Torsional Properties and Micro-XRD of Miniscrew Implants with Different Compositions

Titanium miniscrew implants are popular in orthodontics, but little information exists about their torsional performance. Objective: Study torsional properties and determine metallurgical phases in three experimental miniscrew implants with the same design and different compositions. Methods: Experimental miniscrew implants with 1.4 mm diameters were manufactured by cold working from pure titanium Grade 2 (Implant A) and two different titanium alloys (Ti-4Al-4V, Implant B; Ti-33Nb-15Ta-6Zr, Implant C).
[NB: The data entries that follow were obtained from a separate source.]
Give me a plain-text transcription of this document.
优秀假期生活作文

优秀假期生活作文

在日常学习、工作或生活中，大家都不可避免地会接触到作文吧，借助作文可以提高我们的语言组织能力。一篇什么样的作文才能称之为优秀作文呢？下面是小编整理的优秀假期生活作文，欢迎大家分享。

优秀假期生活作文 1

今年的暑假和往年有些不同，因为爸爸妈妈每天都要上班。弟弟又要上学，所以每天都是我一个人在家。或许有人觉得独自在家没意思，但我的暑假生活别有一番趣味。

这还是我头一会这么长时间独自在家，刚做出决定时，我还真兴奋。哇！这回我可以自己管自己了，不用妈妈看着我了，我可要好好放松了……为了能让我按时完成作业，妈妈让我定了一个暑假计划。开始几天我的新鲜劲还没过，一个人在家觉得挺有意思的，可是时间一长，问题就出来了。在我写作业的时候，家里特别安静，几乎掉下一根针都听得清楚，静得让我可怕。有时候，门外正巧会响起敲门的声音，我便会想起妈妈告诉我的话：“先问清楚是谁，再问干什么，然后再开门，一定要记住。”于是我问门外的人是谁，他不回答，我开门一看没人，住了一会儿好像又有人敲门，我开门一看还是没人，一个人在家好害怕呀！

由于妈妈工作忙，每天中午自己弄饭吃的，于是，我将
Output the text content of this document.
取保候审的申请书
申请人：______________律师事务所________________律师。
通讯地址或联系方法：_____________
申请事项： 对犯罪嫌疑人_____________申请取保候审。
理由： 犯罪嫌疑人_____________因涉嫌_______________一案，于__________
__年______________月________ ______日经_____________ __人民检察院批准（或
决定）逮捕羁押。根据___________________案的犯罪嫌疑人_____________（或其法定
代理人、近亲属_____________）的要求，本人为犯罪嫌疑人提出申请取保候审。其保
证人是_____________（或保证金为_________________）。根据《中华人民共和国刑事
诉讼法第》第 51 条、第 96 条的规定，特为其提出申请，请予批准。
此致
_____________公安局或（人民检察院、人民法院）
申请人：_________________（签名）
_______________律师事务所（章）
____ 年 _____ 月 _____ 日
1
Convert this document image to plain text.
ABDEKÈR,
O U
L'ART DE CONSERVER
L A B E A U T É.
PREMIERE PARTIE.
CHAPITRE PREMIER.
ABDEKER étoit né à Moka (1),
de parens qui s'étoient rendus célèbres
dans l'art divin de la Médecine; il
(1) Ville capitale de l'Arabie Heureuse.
The miniscrew implants were loaded to failure in torsion, and the mean moment and twist angle were determined for each group (n=5). Data were compared by the Kruskal-Wallis test, followed by the Bonferroni multiple comparison test. Micro-XRD diffraction (Rint-2000, Rigaku) was performed at room temperature (25°C), using CuKα radiation at 40kV and tube current of 300 mA to identify phases in the implants. The diameter of a Micro-XRD analysis site was approximately 100 µm. Results: The Micro-XRD pattern from Implant A contained three peaks, which could be indexed to the 100, 101 and 110 planes of alpha-titanium. The Micro-XRD pattern for Implant B contained eight major peaks (100, 002, 101, 102, 110, 103, 112 and 201) for alpha-titanium. There were five peaks for Implant C, which could be indexed to the 110, 200, 211, 220 and 310 planes of beta-titanium. From the Kruskal-Wallis and Mann-Whitney tests, Implant B (1.94 kgf•cm) and Implant C (1.80 kgf•cm) had significantly higher mean torque at fracture than Implant A (1.23 kgf•cm). Implant C had significantly higher mean twist angle at fracture (608.7 ± 114.5 degrees) than the other implants (Implant A: 267.4 ± 126.9 degrees; Implant B: 76.6 ± 22.6 degrees). Conclusions: The Ti-4Al-4V and Ti 33Nb-15Ta-6Zr miniscrew implants had higher mean torque at failure compared to the pure titanium implant. The Ti-33Nb-15Ta-6Zr implant was single-phase beta titanium and had significantly higher torsional moment at failure.